C’est un rêve qui est en train de se réaliser », assure Marie-Blanche Personnaz, directrice chez Atmo Auvergne-Rhône Alpes (Atmo Aura), l’association agréée de surveillance de la qualité de l’air. La petite dame est béate devant le AirBeam, un appareil aux faux airs de Mickey utilisé lors des sept mois de l’expérience Mobicit’air. Ce capteur a permis à trente « citoyens-explorateurs » grenoblois, dixit Atmo Aura, de détecter les particules fines PM 2,5 (d’une taille de 2,5 microns) de diamètre présentes dans l’air, et d’avoir en direct l’information sur leur smartphone.
Atmo Aura recense cinq polluants pour créer son indice Atmo : les particules fines de 2,5 et de 10 microns, le dioxyde de soufre, le dioxyde d’azote, et l’ozone. AirBeam, qui ne recense qu’un polluant, est pourtant plébiscité par l’association. « Il est dix fois moins cher qu’une station homologuée. Il est aussi facile de faire remonter les informations sur le serveur d’Air Atmo pour l’intégrer aux mesures des stations fixes », détaille Claire Chappaz, chef du projet Mobicit’air.
Mesurer pour le fun
Le micro-capteur est portatif, ce qui serait surtout un moyen idéal pour apaiser les citoyens. « Il y a quelque chose d’angoissant dans la pollution puisque nos sens ne peuvent pas l’appréhender », philosophe Marie-Blanche Personnaz qui vend son rêve : créer un réseau de milliers de micro-capteurs, portés par de gentils citoyens, qui permettrait une connaissance de la pollution en temps réel. Et Atmo Aura de triompher : « L’information recueillie grâce à la mesure atténue considérablement l’angoisse que l’on peut éprouver face à une pollution de l’air invisible, qui devient visible sur son smartphone ». Pour calmer encore plus la peur qui tenaille les entrailles des cobayes, le micro-capteur est hyper fun. Sur son smartphone, le citoyen-explorateur visualise les courbes et les taux de pollution aux couleurs vives et peut partager directement sur Twitter ses mesures. Atmo Aura continue : « AirBeam est un outil puissant de communication de citoyen à citoyen ». Le hashtag Mobicit’air a d’ailleurs été créé pour l’occasion, mais en sept mois d’expérience, on ne recense que quelques messages d’utilisateurs sur le réseau. Un flop.
Le revers du capteur
D’autant que ces micro-capteurs ne sont pas tout à fait au point. Atmo Aura a testé plusieurs modèles et les conclusions convainquent peu. Leur durée de vie est limitée à un an, et chaque appareil « nécessite un suivi et une maintenance tout au long de leur utilisation », d’après les documents d’Atmo Aura. Quelle pollution aura été produite par la fabrication de ces capteurs foireux ? Mystère...
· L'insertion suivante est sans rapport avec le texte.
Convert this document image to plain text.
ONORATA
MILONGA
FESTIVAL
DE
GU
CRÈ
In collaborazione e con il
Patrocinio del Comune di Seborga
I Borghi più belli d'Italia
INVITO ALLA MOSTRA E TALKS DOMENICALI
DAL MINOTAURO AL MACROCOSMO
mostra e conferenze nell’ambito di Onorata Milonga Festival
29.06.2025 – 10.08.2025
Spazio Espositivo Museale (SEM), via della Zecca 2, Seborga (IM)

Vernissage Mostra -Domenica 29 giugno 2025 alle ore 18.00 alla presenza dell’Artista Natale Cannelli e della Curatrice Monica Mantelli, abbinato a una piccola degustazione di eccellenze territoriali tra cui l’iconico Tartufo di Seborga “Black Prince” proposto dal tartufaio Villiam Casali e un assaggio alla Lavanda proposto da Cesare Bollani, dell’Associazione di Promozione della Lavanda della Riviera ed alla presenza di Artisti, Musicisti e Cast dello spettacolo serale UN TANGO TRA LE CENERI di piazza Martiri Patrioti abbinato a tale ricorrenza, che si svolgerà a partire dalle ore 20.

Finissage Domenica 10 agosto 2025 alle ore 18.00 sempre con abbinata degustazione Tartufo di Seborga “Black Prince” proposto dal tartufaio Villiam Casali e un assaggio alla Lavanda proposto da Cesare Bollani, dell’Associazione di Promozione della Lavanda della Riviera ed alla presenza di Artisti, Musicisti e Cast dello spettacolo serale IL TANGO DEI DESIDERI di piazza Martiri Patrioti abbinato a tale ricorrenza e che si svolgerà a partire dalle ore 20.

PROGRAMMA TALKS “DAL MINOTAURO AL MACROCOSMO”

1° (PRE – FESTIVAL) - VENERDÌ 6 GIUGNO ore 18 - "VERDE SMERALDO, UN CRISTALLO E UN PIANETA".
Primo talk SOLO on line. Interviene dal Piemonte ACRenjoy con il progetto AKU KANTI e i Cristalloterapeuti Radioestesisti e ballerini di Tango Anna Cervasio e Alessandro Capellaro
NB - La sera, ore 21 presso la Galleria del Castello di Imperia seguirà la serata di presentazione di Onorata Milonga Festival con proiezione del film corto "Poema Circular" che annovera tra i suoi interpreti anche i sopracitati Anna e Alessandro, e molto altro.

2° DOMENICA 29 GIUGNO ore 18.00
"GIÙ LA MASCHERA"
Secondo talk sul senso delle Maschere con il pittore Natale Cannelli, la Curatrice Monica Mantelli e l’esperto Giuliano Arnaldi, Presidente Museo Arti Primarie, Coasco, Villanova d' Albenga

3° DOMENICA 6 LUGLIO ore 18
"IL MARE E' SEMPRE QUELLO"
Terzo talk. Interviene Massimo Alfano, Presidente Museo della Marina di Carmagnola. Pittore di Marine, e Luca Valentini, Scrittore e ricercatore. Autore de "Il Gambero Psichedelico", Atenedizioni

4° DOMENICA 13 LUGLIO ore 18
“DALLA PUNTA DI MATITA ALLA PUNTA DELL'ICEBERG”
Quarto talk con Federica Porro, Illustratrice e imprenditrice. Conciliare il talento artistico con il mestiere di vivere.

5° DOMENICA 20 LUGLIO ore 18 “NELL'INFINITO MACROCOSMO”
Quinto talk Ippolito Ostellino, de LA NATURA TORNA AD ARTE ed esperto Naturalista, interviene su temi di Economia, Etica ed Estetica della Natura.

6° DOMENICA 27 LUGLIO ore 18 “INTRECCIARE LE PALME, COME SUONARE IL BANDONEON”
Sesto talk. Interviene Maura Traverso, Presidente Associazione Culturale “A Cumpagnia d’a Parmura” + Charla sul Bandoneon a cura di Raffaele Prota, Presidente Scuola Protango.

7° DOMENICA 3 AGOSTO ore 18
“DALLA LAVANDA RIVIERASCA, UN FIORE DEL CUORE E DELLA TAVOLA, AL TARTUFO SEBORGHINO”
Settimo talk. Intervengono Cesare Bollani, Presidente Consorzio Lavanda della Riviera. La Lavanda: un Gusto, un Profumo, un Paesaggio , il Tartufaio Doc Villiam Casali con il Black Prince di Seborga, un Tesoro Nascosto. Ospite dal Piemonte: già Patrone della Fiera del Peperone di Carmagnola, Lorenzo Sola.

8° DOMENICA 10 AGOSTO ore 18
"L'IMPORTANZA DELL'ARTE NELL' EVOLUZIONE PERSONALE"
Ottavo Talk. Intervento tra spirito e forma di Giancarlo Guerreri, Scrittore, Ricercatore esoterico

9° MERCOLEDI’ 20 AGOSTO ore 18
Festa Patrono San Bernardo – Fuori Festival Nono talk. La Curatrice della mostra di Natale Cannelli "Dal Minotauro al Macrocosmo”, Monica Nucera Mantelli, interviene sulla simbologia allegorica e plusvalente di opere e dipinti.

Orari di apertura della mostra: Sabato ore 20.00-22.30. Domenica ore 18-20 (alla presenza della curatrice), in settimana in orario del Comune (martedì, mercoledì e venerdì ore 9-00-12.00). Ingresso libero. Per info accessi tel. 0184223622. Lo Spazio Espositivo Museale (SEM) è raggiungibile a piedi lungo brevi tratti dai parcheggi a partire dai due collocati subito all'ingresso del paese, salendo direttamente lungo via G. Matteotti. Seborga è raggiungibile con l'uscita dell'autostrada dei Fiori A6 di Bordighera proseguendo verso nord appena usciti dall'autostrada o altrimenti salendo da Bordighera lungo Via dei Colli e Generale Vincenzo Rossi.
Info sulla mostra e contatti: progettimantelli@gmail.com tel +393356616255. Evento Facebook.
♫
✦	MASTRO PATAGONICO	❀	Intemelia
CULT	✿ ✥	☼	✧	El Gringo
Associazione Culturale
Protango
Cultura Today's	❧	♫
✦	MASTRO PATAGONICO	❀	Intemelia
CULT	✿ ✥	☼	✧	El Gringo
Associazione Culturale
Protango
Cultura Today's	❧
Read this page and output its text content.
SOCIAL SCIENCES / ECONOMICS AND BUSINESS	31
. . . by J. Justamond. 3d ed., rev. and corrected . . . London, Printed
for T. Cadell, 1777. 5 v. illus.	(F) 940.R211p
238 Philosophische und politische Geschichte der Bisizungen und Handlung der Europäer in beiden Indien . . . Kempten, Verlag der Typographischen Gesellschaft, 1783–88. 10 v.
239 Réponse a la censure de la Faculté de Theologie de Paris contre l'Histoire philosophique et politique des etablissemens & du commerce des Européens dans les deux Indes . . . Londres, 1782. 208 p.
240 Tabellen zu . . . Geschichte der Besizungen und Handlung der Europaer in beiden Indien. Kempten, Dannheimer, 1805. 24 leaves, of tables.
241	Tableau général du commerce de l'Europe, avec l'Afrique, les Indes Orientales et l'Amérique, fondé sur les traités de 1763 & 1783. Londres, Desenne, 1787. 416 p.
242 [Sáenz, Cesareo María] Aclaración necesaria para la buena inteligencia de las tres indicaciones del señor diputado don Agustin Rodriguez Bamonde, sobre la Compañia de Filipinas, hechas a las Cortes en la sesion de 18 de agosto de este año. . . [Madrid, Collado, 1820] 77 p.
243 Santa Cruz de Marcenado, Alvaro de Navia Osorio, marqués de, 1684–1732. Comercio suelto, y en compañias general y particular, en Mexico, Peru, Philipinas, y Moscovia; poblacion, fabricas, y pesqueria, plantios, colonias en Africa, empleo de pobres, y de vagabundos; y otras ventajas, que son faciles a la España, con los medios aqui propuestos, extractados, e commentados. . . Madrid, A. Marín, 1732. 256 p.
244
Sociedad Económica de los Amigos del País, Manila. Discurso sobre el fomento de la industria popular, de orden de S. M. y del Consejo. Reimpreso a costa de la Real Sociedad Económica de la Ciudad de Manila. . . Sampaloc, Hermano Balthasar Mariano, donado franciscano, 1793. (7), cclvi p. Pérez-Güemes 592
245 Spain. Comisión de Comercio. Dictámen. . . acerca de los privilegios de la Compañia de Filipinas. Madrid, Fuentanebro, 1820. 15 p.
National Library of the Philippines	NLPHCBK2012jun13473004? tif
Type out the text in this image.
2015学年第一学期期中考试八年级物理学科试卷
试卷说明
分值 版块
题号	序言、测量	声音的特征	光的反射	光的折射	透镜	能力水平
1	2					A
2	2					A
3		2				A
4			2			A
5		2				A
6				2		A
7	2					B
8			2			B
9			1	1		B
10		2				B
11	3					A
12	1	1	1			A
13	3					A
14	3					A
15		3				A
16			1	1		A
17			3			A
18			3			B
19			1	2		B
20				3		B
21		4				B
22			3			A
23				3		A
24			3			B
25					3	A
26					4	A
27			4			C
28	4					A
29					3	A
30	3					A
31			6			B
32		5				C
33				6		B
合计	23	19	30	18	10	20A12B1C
Plus loin, l’association précise que les « performances de mesures dépendent fortement du polluant et de l’appareil », et relève que « dans environ 20 % des cas, l’assimilation des données peut conduire à des résultats incohérents ». En revanche, la confiance que l’homme place en la machine, elle, ne fait pas défaut. Malgré les aléas des données, « l’expérimentation a permis de mettre en lumière un très haut degré de confiance accordé par les expérimentateurs […] Le micro-capteur est devenu l’unique référence pour eux », conclut l’observatoire.
Le smartphone, acteur du changement personnel
Air Atmo est très précis sur le ressenti des citoyens puisqu’ils ont été suivis tout du long de l’expérience. Le sociologue Stéphane Labranche, chercheur au CNRS, a interrogé les cobayes pour comprendre en quoi l’information immédiate induisait un changement de comportement. Et le sociologue affirme : elle « représente un énorme potentiel pour se rendre compte et accepter que certaines pratiques puissent s’avérer très polluantes ». Ainsi, une des expérimentatrices assurait lors de la présentation de Mobicit’air : « En allant au Sappey-en-Chartreuse, je pensais être à l’abri de la pollution. Cependant, je me suis rendu compte que les taux étaient élevés, notamment à cause d’une cheminée. » Pas étonnant, puisque le principal vecteur d’émissions de PM 2,5, c’est… la cheminée. En revanche, les cobayes se sont interrogés sur le fait que le capteur n’enregistre que « peu ou pas d’augmentation des niveaux de particules mesurés par le capteur » dans les carrefours congestionnés. Air Atmo explique le mystère : « le micro-capteur ne mesurait pas le dioxyde d’azote, polluant traceur du trafic routier ».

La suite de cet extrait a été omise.